A green ammonia and solar-driven multi-generation system: Thermo-economic model and optimization considering molten salt thermal energy storage, fuel cell vehicles, and power-to-gas

Abstract

In this paper, an ammonia-fueled combined heat and power generation system is modeled and analyzed from thermodynamic and economic points of view for application in large industrial sectors. Moreover, solar parabolic trough collectors and molten salt thermal energy storage are used to preheat water entering a bottoming steam-driven power generation cycle. An electrolizer is installed to separate water into hydrogen and oxygen for charging a hydrogen storage tank, procuring hydrogen for fuel cell vehicles, and producing methane by combining hydrogen and captured carbo dioxide. A mixed-integer nonlinear programming problem is solved to supply the natural gas, heat and electrical demands of a steel industry while minimizing the cost of the electrical power purchased from the local distribution grid during two extremely-hot summer days.
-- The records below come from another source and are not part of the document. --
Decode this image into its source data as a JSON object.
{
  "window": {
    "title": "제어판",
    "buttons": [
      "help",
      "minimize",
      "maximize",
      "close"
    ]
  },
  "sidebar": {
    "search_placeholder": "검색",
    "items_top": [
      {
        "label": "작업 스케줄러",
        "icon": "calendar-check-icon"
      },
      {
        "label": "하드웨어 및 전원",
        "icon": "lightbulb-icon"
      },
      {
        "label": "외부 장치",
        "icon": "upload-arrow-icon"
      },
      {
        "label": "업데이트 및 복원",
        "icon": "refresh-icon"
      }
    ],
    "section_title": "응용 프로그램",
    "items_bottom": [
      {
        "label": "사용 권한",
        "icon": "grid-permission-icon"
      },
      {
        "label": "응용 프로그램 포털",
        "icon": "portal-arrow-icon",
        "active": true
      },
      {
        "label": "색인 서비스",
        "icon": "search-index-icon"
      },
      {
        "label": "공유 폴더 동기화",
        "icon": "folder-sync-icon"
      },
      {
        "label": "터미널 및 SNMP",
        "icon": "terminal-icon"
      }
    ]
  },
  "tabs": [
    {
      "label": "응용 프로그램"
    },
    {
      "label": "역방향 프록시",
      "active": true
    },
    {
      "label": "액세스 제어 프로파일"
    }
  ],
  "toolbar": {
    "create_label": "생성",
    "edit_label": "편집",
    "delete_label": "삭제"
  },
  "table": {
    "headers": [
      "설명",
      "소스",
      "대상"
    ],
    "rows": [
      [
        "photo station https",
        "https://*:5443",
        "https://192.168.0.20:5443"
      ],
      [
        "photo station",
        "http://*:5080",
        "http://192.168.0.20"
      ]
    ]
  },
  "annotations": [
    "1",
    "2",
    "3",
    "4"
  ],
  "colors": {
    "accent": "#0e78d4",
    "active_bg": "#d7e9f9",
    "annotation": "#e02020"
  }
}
It is found that ammonia-solar fueled poly-generation system is not only applicable for industrial sectors with maximum 10 MW electricity, 14 MW heat, and 11 MW natural gas demands under at least 52 % energy efficiency, but also supplies hydrogen for transportation electrification using fuel cell vehicles. The total cost of the electrical power purchased from the upstream distribution company during 48-h study horizon is obtained as 300 $, which proves the economic feasibility of the proposed gas-energy nexus model.